Dans le strict respect d’un scrutin qui appartient en propre aux agriculteurs et aux salariés agricoles eux-mêmes et sans faire dire au scrutin autre chose que ce qu’il signifie, on peut dire que la colère continue à s’exprimer dans le monde paysan. Et c’est normal car ici le revenu n’est jamais garanti d’avance en raison de l’incertitude permanente qui plane sur l’avenir des filières et sur la fixation des prix agricoles. Ces derniers ont été anormalement bas depuis deux ans dans presque toutes les filières de production.  Ajoutons que lorsque l’on se trouve être la représentation d’exploitations céréalière de plusieurs centaines d’hectares et de ce fait percevoir beaucoup d’aides à l’hectare du budget de la Politique agricole commune (PAC), il ne faut pas s’étonner que ceci accentue la colère de beaucoup de paysans qui vivent sur des exploitants de moindre superficie que la moyenne nationale (d’environ 68 hectares).

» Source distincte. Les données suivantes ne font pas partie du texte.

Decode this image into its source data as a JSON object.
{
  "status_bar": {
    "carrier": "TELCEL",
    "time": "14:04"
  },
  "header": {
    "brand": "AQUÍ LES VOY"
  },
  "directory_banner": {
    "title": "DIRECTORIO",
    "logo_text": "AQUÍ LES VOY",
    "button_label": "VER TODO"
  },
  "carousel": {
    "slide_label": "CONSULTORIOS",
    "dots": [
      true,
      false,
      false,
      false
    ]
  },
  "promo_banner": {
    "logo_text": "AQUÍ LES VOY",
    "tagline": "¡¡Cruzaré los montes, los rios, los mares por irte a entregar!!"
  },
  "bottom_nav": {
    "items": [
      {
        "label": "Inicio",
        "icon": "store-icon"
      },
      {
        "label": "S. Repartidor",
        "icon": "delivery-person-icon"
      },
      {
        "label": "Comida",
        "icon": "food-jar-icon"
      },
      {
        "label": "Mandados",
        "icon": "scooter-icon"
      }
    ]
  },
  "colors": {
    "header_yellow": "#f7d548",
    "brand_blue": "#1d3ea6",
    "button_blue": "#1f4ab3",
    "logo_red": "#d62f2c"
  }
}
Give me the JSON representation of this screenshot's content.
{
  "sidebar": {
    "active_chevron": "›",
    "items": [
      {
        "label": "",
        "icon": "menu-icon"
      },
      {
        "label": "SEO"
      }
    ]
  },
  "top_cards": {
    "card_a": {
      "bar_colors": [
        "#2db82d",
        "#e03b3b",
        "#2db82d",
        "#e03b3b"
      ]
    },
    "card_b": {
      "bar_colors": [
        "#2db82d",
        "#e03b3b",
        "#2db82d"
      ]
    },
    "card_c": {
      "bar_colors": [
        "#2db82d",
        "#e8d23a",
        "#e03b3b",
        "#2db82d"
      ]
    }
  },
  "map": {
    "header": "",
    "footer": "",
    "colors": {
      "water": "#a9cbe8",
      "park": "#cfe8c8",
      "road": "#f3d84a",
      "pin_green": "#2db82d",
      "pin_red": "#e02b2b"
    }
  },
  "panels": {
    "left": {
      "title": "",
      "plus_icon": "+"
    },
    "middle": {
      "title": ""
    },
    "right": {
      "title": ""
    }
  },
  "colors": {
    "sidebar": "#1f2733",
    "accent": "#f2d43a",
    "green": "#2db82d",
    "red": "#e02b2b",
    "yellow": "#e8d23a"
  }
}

La LOA aurait pu constituer la bonne occasion pour fixer un certain nombre d’objectifs, pour infléchir un certain nombre d’orientations et se donner ainsi les moyens d’œuvrer dans le sens du développement durable de notre agriculture. Il n’en est rien, bien au contraire !

Les principales dispositions retenues consistent à considérer que la planche de salut de notre agriculture résiderait dans une recherche de compétitivité à tout prix, permettant une intensification de la productivité en s’affranchissant d’un certain nombre de contraintes règlementaires et même de préconisations scientifiques. Ceci a pour effet d’alimenter une dualité entre la société et les agriculteurs.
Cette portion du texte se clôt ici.